August 2002 Archives
Bill Thompson has this interesting diatribe on The Register Damn the Constitution: Europe must take back the Web, in which he argues for a web that respects national boundaries in order to protect the rest of the world from a web dominated by the United States.
Today's Internet is a poor respecter of national boundaries, as many repressive governments have found to their cost. Unfortunately this freedom has been so extensively abused by the United States and its politicians, lawyers and programmers that it has become a serious threat to the continued survival of the network as a global communications medium. If the price of being online is to swallow US values, then many may think twice about using the Net at all, and if the only game online follows US rules, then many may decide not to play.
I hardly know how to respond to this. To me the fact that the net is so radically open is what makes it worthwhile. Thompson wants to give the nation state the political power to regulate the web. This might work well for the democratic nations of Europe who want to ban racial prejudice a la Yahoo and the French suit to ban Nazi artifacts. I acknowledge the need for local representation but wonder if the web might be more helpful in giving us a transnational culture instead of replicating the local mores. This transnational culture will be affected by America but I don't think it approaches hegemony, at least not yet. Johnson's article is a timely warning to remind us that we get the net we choose.

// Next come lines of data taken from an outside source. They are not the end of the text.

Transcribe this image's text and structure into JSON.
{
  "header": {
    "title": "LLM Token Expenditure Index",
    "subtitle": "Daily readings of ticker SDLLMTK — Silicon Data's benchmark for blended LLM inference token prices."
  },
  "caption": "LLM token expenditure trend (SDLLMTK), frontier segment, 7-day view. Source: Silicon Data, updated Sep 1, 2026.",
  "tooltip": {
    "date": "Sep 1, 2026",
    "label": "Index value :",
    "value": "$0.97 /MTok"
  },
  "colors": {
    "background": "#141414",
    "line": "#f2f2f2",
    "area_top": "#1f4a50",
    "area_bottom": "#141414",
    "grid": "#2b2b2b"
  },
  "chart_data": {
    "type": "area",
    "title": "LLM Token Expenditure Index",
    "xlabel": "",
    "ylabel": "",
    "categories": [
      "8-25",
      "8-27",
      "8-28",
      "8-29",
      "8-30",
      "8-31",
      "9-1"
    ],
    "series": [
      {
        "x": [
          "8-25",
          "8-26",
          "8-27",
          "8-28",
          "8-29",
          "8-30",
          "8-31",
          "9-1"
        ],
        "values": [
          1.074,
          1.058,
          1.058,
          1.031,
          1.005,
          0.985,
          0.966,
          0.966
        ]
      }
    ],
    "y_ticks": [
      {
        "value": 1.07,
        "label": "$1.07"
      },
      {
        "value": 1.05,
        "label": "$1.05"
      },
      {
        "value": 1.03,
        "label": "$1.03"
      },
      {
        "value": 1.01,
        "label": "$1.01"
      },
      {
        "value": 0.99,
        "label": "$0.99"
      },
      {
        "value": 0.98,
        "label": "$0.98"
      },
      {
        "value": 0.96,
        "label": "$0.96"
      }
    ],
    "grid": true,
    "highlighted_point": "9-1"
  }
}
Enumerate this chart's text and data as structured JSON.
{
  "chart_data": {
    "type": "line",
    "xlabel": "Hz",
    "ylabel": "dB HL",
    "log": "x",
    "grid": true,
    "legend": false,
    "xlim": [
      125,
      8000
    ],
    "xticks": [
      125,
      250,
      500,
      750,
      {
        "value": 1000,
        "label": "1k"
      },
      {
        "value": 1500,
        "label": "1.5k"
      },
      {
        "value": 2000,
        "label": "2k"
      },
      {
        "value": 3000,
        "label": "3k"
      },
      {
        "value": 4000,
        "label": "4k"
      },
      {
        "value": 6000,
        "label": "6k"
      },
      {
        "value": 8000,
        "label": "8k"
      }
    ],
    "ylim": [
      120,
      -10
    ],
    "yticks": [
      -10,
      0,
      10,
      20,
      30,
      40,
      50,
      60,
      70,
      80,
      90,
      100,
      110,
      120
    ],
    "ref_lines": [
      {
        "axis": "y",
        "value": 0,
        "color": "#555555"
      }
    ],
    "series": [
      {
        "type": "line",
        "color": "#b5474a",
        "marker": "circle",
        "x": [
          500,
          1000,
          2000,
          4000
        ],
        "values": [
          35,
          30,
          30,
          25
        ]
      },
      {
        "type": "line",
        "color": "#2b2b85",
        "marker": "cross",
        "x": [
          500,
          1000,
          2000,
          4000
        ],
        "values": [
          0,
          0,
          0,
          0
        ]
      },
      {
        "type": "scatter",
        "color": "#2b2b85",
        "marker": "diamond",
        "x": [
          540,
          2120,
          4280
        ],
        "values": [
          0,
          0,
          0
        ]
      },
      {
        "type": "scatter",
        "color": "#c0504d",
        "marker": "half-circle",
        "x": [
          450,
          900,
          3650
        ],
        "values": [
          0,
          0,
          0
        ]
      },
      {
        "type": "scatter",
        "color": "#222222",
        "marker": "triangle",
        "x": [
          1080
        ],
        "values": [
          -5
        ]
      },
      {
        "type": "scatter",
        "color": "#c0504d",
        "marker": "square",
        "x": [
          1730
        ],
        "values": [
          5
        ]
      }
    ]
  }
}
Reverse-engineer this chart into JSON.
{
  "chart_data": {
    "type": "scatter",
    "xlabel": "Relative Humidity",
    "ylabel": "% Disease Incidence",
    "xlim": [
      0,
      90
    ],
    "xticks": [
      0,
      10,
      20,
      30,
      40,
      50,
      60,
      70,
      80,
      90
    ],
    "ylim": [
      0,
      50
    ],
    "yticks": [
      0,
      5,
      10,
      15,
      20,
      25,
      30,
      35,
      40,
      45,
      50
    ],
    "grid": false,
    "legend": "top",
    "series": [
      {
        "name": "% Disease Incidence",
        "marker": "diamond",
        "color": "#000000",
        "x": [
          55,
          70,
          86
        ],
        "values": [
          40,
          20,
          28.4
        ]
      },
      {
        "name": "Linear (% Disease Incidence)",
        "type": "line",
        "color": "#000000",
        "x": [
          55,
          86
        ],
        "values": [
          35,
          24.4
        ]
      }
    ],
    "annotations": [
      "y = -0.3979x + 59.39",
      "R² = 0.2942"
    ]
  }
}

Washington Post on the power of swarming: groups of people arranging their lives around the contact provided by their cell phones.
Howard Rheingold says:
Smart mobs are a serious realignment of human affairs, in which leaders may determine an overall goal, but the actual execution is created on the fly by participants at the lowest possible level who are constantly innovating, Rheingold notes. They respond to changing situations without requesting or needing permission. In some cases, even the goal is determined collaboratively and non-hierarchically. It is the warp-speed embodiment of Gandhi's maxim, "There go my people, I must run to catch up with them for I am their leader."
Salon.com posts another entry demonstrating that technology is changing the way we conceive creativity. In 'Bootleg culture' Pete Rojas describes the growing phenomenon of 'bootlegs' or 'mash-ups', new songs that are created through the juxtaposition of two or more old songs. Such as "Soulwax's bootleg of Destiny's Child's "Bootylicious" mixed with Nirvana's "Smells Like Teen Spirit," Freelance Hellraiser's mix of Christina Aguilera singing over the Strokes, and Kurtis Rush's pairing of Missy Elliott rapping over George Michael's "Faith."
Siva Vaidhyanthan sums up the changes "It's about demolishing the myth that there has to be a special class of creators, and flattening out the creative curve so we can all contribute to our creative environment."
Technology makes the production, distribution, and creation of new artifacts increasingly easy. The problem we face now is who will control the results and the raw material of creativity. Copyright owners are fearful that they will lose their compensation for creating the new works that feed the mash-ups. Those who make the remixes want control over what they have purchased and the freedom to manipulate and talk-back to the world as they see fit.
Pete Rojas concludes:
Technology has not only expanded who can create; in blurring the distinction between consumers and producers, these new digital tools are also challenging the very ideas of creativity and authorship. They are forcing us to recognize modes of cultural production that often make it impossible to answer such once simple questions as, Who wrote this song? The cultural landscape that emerges will be a plural space of creation in which it may even become pointless to designate who created exactly what, since everyone will be stealing from and remixing everyone else. The results might be confusing, but it'll probably be a lot more fun and worth listening to than a world where only those with the financial resources to pay licensing fees (e.g., P. Diddy) get to make songs with sampling.